06/04/2011

laranjeira

Perguntas porque é que as coisas nunca são fáceis.
Cheira a flores de laranjeira mesmo aqui à porta. Mesmo aqui, no coração da cidade coberto de fumo negro. Cheira a flores de laranjeira e as pétalas quedam no avançar das asas dos melros sedentos.
Começa a primavera e tudo se mantém pouco simples. Parece que as coisas na vida não podem ser simples para alguns de nós. Como se fosse importante passar cada dificuldade como se de um teste se tratasse, como se de uma demanda nos torneássemos. Como se não houvesse, definitivamente, nenhuma outra alternativa possível.
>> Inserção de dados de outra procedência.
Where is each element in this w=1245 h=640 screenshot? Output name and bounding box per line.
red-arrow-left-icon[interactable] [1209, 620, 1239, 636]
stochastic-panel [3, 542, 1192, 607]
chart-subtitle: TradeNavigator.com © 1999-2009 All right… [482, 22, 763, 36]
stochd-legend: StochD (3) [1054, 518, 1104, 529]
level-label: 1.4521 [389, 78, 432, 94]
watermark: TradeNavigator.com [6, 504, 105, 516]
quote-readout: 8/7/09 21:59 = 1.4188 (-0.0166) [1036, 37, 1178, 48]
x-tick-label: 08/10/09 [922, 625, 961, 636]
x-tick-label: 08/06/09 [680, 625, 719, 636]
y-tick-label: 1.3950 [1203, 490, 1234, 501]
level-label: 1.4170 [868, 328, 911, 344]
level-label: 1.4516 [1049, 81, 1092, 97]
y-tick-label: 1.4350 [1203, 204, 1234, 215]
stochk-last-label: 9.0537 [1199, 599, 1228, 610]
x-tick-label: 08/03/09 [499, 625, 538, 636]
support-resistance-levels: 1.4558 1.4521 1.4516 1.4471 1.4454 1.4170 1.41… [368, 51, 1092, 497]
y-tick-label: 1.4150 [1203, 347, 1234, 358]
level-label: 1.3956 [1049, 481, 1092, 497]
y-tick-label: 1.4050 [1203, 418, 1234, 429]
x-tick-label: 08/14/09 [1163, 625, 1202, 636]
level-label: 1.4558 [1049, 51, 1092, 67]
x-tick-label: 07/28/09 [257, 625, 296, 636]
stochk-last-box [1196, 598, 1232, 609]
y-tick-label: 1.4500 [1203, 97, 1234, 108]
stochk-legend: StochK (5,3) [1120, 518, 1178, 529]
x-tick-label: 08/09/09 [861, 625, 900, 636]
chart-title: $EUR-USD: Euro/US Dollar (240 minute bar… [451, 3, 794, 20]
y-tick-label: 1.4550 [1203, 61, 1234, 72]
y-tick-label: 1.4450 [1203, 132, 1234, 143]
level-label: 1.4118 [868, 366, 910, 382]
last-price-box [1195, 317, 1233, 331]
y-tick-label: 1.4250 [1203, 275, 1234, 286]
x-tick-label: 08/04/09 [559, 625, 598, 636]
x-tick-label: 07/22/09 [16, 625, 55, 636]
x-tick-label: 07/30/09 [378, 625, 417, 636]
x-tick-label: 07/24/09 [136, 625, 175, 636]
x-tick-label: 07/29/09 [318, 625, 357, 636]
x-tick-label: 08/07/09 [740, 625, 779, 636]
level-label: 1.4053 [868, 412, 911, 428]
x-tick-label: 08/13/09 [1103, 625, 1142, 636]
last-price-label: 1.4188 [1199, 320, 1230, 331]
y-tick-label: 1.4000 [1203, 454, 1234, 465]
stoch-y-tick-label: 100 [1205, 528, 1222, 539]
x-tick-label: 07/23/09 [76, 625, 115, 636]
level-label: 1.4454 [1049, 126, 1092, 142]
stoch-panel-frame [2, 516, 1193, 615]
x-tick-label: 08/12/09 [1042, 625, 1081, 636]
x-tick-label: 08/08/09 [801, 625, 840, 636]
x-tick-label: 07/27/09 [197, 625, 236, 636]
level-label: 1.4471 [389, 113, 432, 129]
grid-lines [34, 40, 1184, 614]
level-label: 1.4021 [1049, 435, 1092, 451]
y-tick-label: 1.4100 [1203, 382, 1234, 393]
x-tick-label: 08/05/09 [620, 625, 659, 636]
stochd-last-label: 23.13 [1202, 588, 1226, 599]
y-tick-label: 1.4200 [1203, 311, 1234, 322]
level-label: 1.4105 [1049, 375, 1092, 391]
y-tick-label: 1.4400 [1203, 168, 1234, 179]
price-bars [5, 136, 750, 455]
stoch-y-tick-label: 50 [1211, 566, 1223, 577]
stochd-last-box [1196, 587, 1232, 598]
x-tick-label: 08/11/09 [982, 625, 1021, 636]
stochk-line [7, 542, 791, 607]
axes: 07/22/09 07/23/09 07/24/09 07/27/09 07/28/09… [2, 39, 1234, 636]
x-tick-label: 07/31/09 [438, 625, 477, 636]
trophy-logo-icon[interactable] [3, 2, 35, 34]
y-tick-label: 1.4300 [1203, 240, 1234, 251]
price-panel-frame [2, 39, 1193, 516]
Houve um tempo em que esperei que te tornasses em algo que se parecesse com as asas de um pássaro vestido de negro. Houve dias e noites em que iludia os sonhos, os compassos de tempo, as melodias inventadas em silêncio, numa ilusão perfeita de que eu era, e podia ser, mais do que isto que efectivamente reconhecia ser. E não era. E nunca fui. E nunca cheguei a ser. Sabes que o odor das flores destas laranjeiras acaba tão rápido. Remete-me para a infância e logo me arranca a carne da cara e me atira contra o muro de cimento que construí, dia após dia, ao longo de todos estes anos.
As coisas não são fáceis. Não podiam ser fáceis. Para ti, que arrastas uma existência mascarada pela necessidade de conseguires ser aquilo que te não compete, nem pertence, ser. Não podias querer mais do que o que te foi destinado e ainda assim insistes em remeter tudo ao carnaval insano que acontece nas ruas da tua amargura. Se olhares para dentro com os olhos de quem sabe ver, encontras o ponto exacto em que as coisas deixaram de ser simples, deixaram de ser fáceis.
Aprendemos, tão cedo, a saber deixar partir. A assimilar a perda como apenas mais uma componente de nós. A aceitar a queda como uma necessidade inevitável. A sorrir perante o que se tornava adverso e nos atingia como uma tempestade em alto mar. Estamos sempre nas vagas do mar alto a enfrentar a chuva e o vento das coisas que acontecem em nós e que ninguém vê. Sei que sabes que ninguém, por mais perto que esteja, pode ver o que acontece em ti. O que acontece quando as pétalas da flor da laranjeira caem sobre as pedras frias da calçada, levadas por asas pequenas de abelhas atarefadas ou asas grandes de pardais e melros chilreantes.
Porque é que as coisas nunca são fáceis?
Porque hoje não temos direito a que as coisas sejam fáceis mas amanhã…amanhã, pode sempre haver a simplicidade do odor a flor de laranjeiras mesmo aqui, à porta de nós.